Marilah kita mengamati bagaimana figur seperti Joko Widodo dan Ridwan Kamil menata personal branding di media sosial. Kita bisa menyimak apa pelajaran berharga dari sosok-sosok ini, bagaimana mengendalikan media sosial, serta bagaimana seharusnya membangun interaksi dengan publik melalui cara-cara yang sederhana namun penuh daya ledak kreativitas tinggi. Marilah kita melihat bagaimana pergeseran peran para Public Relation (PR) dan para anggota tim komunikasi dan strategi politik.

***

DI satu halaman facebook, seorang anggota Dewan Perwakilan Rakyat (DPR) memosting pesan lowongan kerja. Ia membutuhkan seorang tim kerja dengan kualifikasi bisa membuat content berupa postingan, foto, meme, reportase, yang ditujukan untuk media sosial. Ia mencari seseorang yang memiliki keaktifan di media sosial yang tinggi, bisa meng-create lalu mengendalikan isu, kemudian bisa secara kreatif menyampaikan pesan kepada audience tentang dirinya.

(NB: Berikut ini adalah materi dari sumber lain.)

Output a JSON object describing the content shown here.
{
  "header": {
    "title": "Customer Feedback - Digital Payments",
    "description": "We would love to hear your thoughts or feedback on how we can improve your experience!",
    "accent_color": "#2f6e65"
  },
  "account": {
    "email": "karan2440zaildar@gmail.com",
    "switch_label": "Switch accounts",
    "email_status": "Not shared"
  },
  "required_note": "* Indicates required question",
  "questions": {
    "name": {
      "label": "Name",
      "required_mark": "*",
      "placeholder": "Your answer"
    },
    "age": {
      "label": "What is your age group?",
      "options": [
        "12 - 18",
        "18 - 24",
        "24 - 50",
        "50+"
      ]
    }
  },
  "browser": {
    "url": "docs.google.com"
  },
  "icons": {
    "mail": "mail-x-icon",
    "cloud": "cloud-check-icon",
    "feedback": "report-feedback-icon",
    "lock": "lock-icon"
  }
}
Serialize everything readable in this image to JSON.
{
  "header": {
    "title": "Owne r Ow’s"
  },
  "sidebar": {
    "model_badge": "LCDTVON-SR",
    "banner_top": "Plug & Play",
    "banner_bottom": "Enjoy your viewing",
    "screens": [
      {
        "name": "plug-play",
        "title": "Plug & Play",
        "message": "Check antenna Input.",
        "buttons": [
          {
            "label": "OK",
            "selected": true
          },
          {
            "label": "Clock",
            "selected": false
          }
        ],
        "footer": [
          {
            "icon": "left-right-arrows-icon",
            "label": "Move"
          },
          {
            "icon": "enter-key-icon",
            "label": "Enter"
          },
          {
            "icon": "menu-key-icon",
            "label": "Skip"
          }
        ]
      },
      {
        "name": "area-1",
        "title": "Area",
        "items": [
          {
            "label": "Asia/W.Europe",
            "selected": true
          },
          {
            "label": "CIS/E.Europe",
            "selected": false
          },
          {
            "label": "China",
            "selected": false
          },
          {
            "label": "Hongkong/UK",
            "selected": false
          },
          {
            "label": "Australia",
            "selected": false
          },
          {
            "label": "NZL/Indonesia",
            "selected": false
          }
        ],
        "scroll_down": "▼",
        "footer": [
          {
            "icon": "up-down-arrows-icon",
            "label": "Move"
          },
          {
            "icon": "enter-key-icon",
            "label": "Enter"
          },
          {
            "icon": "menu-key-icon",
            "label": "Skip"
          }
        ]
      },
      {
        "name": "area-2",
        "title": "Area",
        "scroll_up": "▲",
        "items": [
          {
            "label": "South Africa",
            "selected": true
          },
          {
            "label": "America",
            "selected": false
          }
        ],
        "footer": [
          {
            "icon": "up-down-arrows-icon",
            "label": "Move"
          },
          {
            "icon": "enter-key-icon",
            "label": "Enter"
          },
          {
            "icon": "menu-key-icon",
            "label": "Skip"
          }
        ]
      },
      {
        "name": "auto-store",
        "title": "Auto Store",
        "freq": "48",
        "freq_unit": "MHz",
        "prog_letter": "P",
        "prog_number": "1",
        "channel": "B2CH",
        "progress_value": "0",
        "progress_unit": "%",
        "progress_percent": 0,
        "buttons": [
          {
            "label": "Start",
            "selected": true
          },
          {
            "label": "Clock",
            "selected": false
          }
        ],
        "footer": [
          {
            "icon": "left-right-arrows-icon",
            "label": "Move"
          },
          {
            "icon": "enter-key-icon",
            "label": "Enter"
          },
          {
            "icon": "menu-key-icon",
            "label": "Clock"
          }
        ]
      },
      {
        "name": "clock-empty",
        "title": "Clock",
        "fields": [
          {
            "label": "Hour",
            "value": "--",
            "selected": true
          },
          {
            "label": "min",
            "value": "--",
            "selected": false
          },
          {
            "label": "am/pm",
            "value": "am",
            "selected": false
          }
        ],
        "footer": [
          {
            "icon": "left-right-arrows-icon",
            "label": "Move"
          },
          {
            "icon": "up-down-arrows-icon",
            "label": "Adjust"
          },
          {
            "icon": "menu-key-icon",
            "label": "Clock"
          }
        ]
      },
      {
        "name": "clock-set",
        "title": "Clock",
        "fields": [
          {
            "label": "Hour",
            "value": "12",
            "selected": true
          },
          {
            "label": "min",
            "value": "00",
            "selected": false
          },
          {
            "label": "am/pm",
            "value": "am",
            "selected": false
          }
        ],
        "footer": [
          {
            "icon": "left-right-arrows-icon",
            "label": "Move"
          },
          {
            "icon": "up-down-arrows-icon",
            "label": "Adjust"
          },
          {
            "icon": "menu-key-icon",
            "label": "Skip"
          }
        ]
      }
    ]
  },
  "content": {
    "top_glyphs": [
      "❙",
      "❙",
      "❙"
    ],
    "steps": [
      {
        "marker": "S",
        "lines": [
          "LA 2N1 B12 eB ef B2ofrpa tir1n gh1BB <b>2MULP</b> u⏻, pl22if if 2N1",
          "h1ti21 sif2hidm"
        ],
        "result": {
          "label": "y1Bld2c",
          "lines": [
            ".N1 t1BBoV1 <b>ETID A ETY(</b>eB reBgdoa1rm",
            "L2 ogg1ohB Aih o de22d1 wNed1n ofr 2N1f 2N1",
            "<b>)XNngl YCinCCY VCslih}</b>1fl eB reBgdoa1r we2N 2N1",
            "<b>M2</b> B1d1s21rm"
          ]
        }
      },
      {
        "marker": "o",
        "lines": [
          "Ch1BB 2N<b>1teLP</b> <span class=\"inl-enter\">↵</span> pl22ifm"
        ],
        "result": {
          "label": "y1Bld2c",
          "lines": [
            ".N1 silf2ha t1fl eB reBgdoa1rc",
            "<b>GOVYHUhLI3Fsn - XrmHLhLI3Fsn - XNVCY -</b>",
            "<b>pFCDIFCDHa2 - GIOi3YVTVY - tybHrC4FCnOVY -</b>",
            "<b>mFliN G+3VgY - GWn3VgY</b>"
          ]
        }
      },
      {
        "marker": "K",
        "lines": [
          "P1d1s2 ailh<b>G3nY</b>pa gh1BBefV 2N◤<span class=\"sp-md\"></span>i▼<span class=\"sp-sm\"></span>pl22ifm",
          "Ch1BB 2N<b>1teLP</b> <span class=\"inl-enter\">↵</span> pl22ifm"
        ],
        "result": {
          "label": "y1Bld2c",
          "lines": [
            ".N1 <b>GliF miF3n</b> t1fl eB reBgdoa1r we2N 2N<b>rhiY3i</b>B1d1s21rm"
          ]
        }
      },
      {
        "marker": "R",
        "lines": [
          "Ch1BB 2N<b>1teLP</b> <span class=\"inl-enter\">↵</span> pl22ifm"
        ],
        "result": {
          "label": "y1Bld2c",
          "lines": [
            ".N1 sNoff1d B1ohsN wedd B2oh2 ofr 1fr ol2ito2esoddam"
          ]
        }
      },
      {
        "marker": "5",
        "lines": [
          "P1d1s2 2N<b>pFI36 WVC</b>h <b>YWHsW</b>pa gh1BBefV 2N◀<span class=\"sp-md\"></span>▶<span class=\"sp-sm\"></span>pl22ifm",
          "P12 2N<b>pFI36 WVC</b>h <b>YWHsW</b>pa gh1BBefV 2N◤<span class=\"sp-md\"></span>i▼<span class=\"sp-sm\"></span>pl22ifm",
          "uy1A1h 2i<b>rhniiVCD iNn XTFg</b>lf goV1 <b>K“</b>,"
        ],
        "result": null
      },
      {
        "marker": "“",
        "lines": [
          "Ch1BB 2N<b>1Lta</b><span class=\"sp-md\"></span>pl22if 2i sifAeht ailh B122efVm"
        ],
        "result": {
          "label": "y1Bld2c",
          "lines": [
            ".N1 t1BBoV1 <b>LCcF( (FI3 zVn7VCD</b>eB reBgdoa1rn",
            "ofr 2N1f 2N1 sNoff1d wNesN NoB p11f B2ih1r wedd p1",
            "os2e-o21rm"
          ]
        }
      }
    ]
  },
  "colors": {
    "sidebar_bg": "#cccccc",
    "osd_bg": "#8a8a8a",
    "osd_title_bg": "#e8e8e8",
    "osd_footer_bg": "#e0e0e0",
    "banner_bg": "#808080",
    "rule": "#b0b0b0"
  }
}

Saya teringat pengalaman beberapa bulan lalu. Saya pernah diminta untuk memberikan materi di hadapan tim komunikasi politik dari seorang menteri yang tengah bersinar dan disiapkan agar kelak menjadi presiden. Saya diminta memberikan ceramah dan melatih tim itu bagaimana merebut atensi publik media sosial, bagaimana menyiapkan content yang kreatif dan bisa mendulang pembaca yang banyak.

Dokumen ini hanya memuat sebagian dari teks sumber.